So what changed in two months Mr. Bernanke? Is it the fact that home sales and prices continue to plummet? Is it that home builder earnings read like a Stephen King novel? Is it that housing starts are down almost 20% from a year ago and permits are down 25%? Is it that Bear Stearns now says its two hedge funds that gamble on subprimes have “very little value left”? Is it the fact that there are billboards on I-83 in Pennsylvania from a local home builder there offering to let you live in one of their homes for free for a year, next to another billboard that says “If you’re in trouble with your mortgage, call Jackie at 888-Save My House”???
I just want to know what tipped the balance. Perhaps it’s that the Fed is now on a huge kick with state and local regulators to basically revamp the mortgage industry. “We are conducting a top to bottom review of possible actions we might take to help prevent recurrence of these problems,” Bernanke told lawmakers. I guess if you’re about to go up against the very powerful mortgage bankers and all the Wall Street folks who are so invested in the sector, you’d better lay the foundation that there’s a reeeeally big problem there. Am I right?

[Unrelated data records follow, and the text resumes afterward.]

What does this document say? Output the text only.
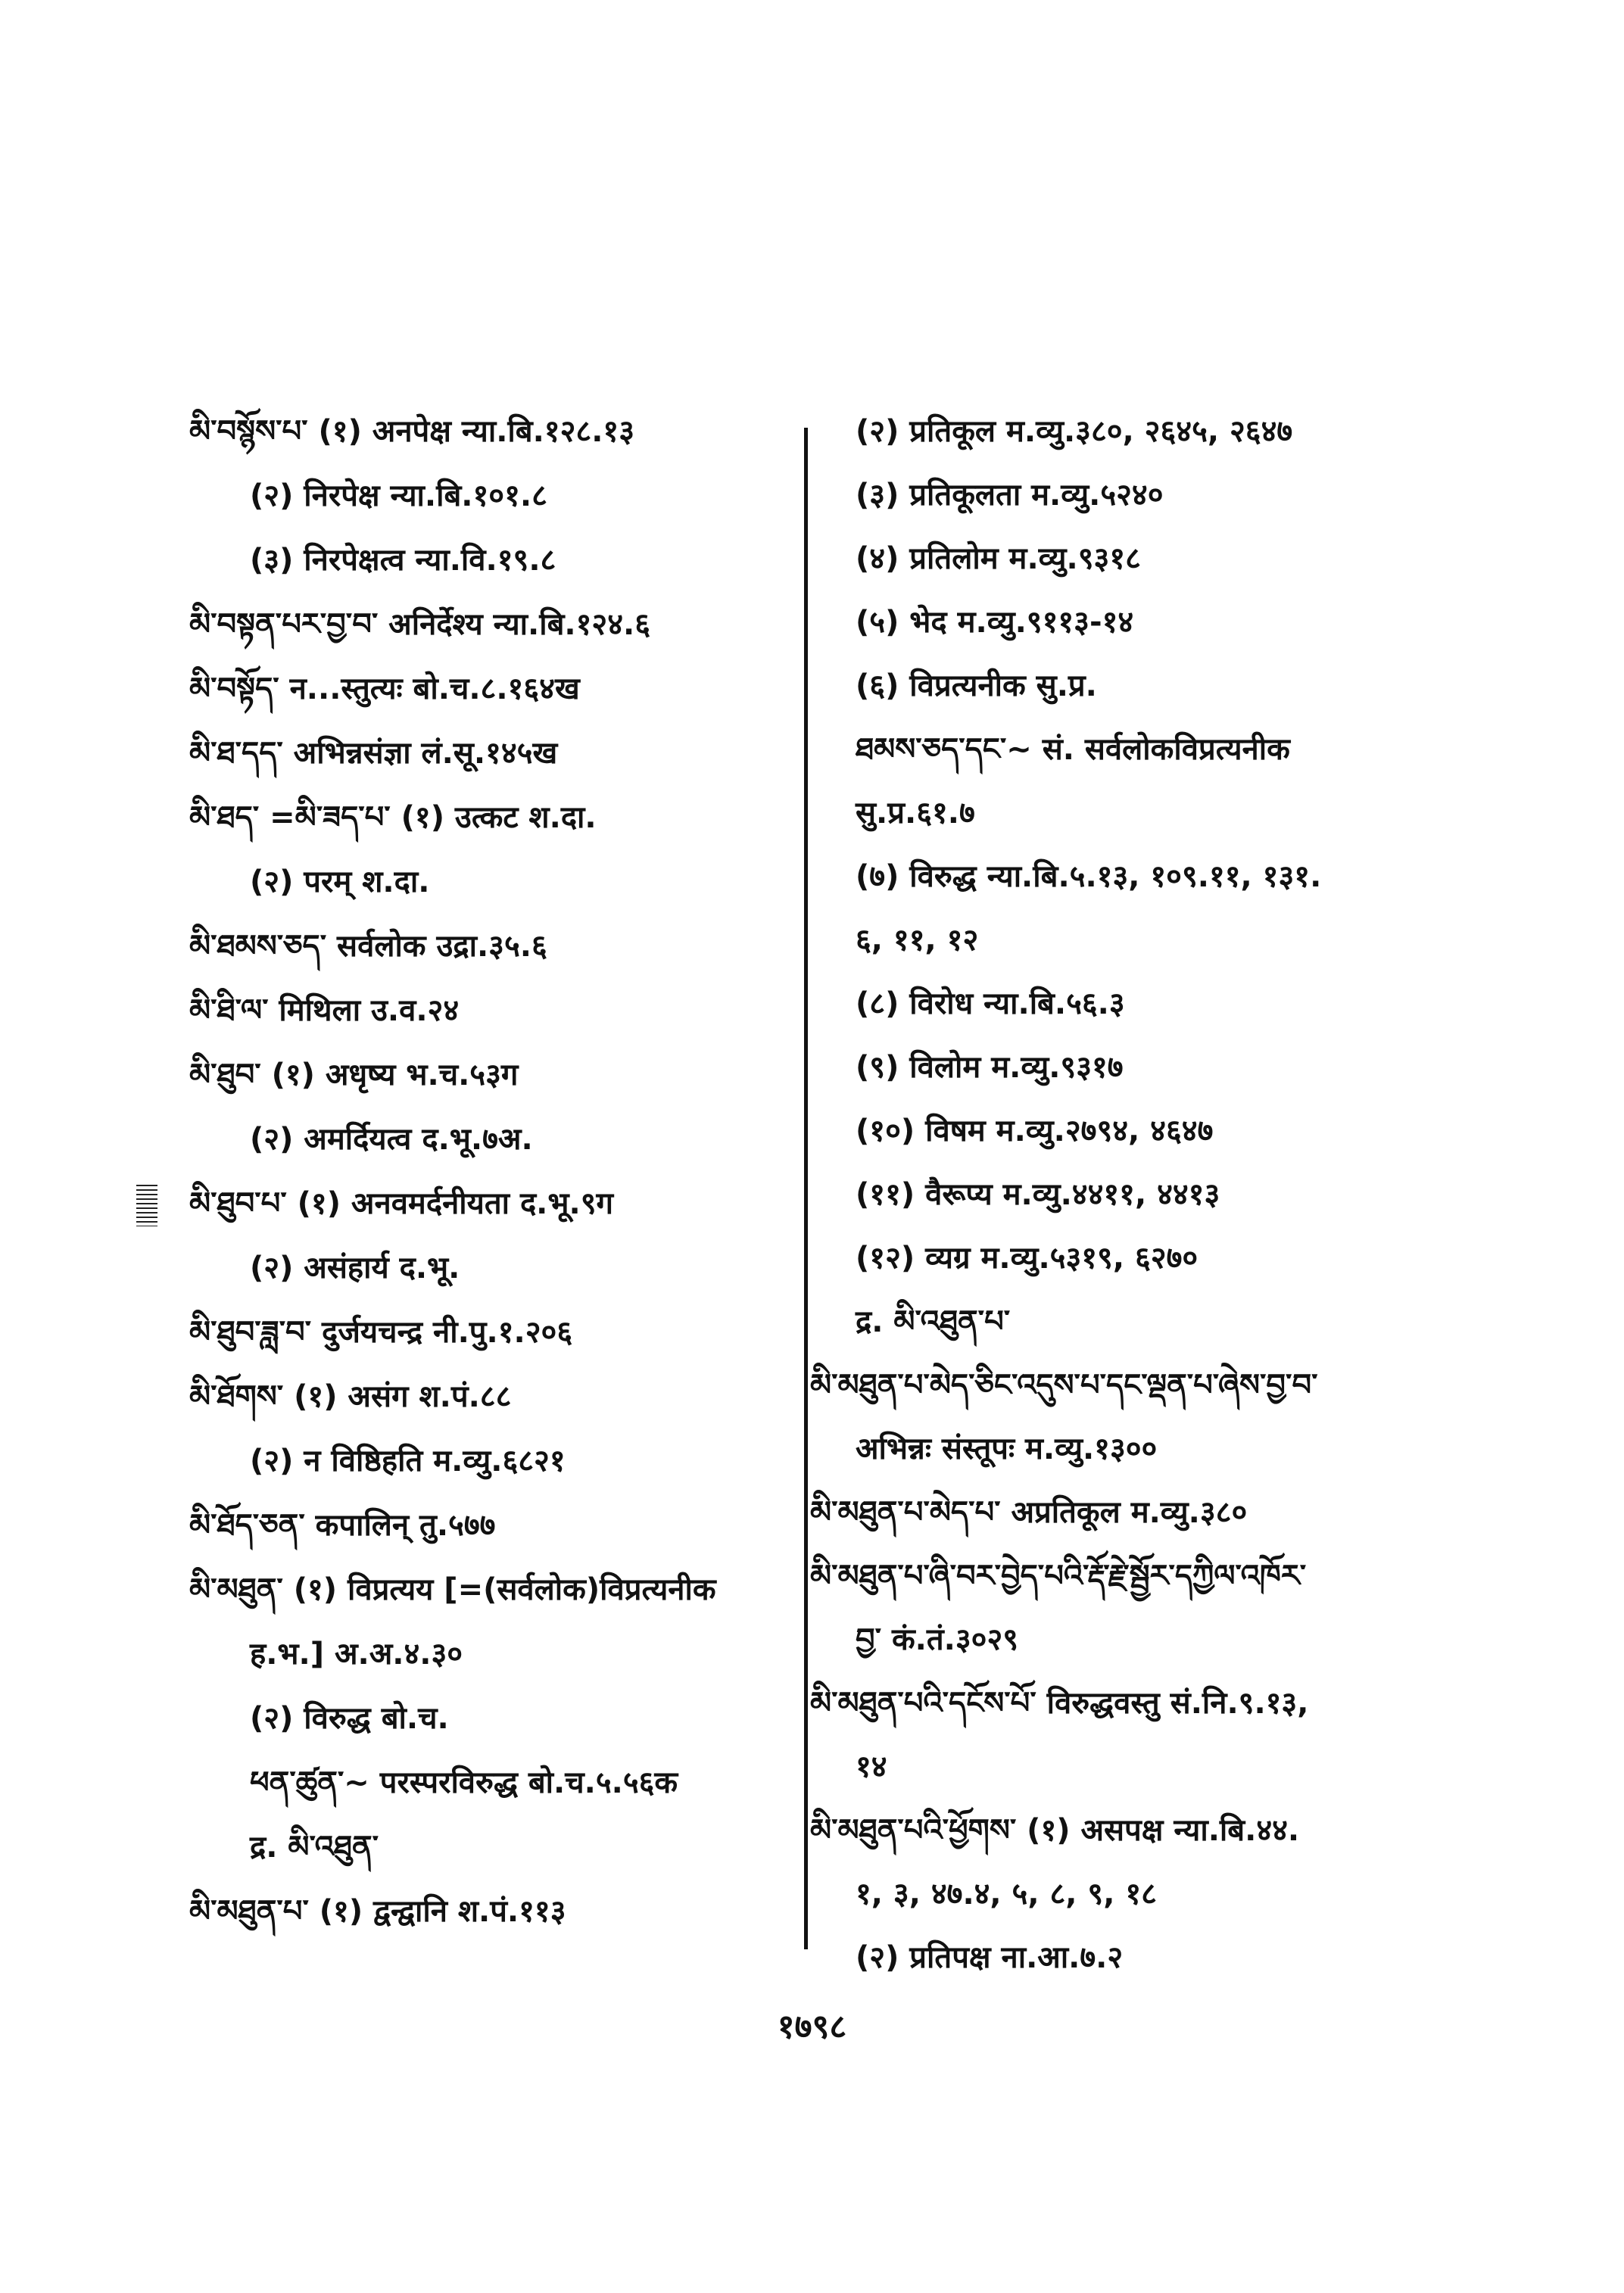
མི་བསྙོས་པ་ (१) अनपेक्ष न्या.बि.१२८.१३
(२) निरपेक्ष न्या.बि.१०१.८
(३) निरपेक्षत्व न्या.वि.१९.८
མི་བསྟན་པར་བྱ་བ་ अनिर्देश्य न्या.बि.१२४.६
མི་བསྟོད་ न...स्तुत्यः बो.च.८.१६४ख
མི་ཐ་དད་ अभिन्नसंज्ञा लं.सू.१४५ख
མི་ཐད་ =མི་ཟད་པ་ (१) उत्कट श.दा.
(२) परम् श.दा.
མི་ཐམས་ཅད་ सर्वलोक उद्रा.३५.६
མི་ཐི་ལ་ मिथिला उ.व.२४
མི་ཐུབ་ (१) अधृष्य भ.च.५३ग
(२) अमर्दियत्व द.भू.७अ.
མི་ཐུབ་པ་ (१) अनवमर्दनीयता द.भू.९ग
(२) असंहार्य द.भू.
མི་ཐུབ་ཟླ་བ་ दुर्जयचन्द्र नी.पु.१.२०६
མི་ཐོགས་ (१) असंग श.पं.८८
(२) न विष्ठिहति म.व्यु.६८२१
མི་ཐོད་ཅན་ कपालिन् तु.५७७
མི་མཐུན་ (१) विप्रत्यय [=(सर्वलोक)विप्रत्यनीक
ह.भ.] अ.अ.४.३०
(२) विरुद्ध बो.च.
ཕན་ཚུན་~ परस्परविरुद्ध बो.च.५.५६क
द्र. མི་འཐུན་
མི་མཐུན་པ་ (१) द्वन्द्वानि श.पं.११३
(२) प्रतिकूल म.व्यु.३८०, २६४५, २६४७
(३) प्रतिकूलता म.व्यु.५२४०
(४) प्रतिलोम म.व्यु.९३१८
(५) भेद म.व्यु.९११३-१४
(६) विप्रत्यनीक सु.प्र.
ཐམས་ཅད་དང་~ सं. सर्वलोकविप्रत्यनीक
सु.प्र.६१.७
(७) विरुद्ध न्या.बि.५.१३, १०९.११, १३१.
६, ११, १२
(८) विरोध न्या.बि.५६.३
(९) विलोम म.व्यु.९३१७
(१०) विषम म.व्यु.२७९४, ४६४७
(११) वैरूप्य म.व्यु.४४११, ४४१३
(१२) व्यग्र म.व्यु.५३१९, ६२७०
द्र. མི་འཐུན་པ་
མི་མཐུན་པ་མེད་ཅིང་འདུས་པ་དང་ལྡན་པ་ཞེས་བྱ་བ་
अभिन्नः संस्तूपः म.व्यु.१३००
མི་མཐུན་པ་མེད་པ་ अप्रतिकूल म.व्यु.३८०
མི་མཐུན་པ་ཞི་བར་བྱེད་པའི་རྡོ་རྗེ་སྦྱོར་དཀྱིལ་འཁོར་
བྱ་ कं.तं.३०२९
མི་མཐུན་པའི་དངོས་པོ་ विरुद्धवस्तु सं.नि.९.१३,
१४
མི་མཐུན་པའི་ཕྱོགས་ (१) असपक्ष न्या.बि.४४.
१, ३, ४७.४, ५, ८, ९, १८
(२) प्रतिपक्ष ना.आ.७.२
१७९८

For months now, every analyst I talk to, every economist, every academic, says we’re in the early innings of this correction, which has been exacerbated by tightening credit and, more recently, rising interest rates on the 30-year fixed. Foreclosures are rising at a fast clip, and despite the fact that banks and regulators are aggressively trying to help homeowners in trouble, it’s kind of like the horse has already left the barn. What’s done is done, and it has to play out. Mr. Bernanke is finally telling it like it is.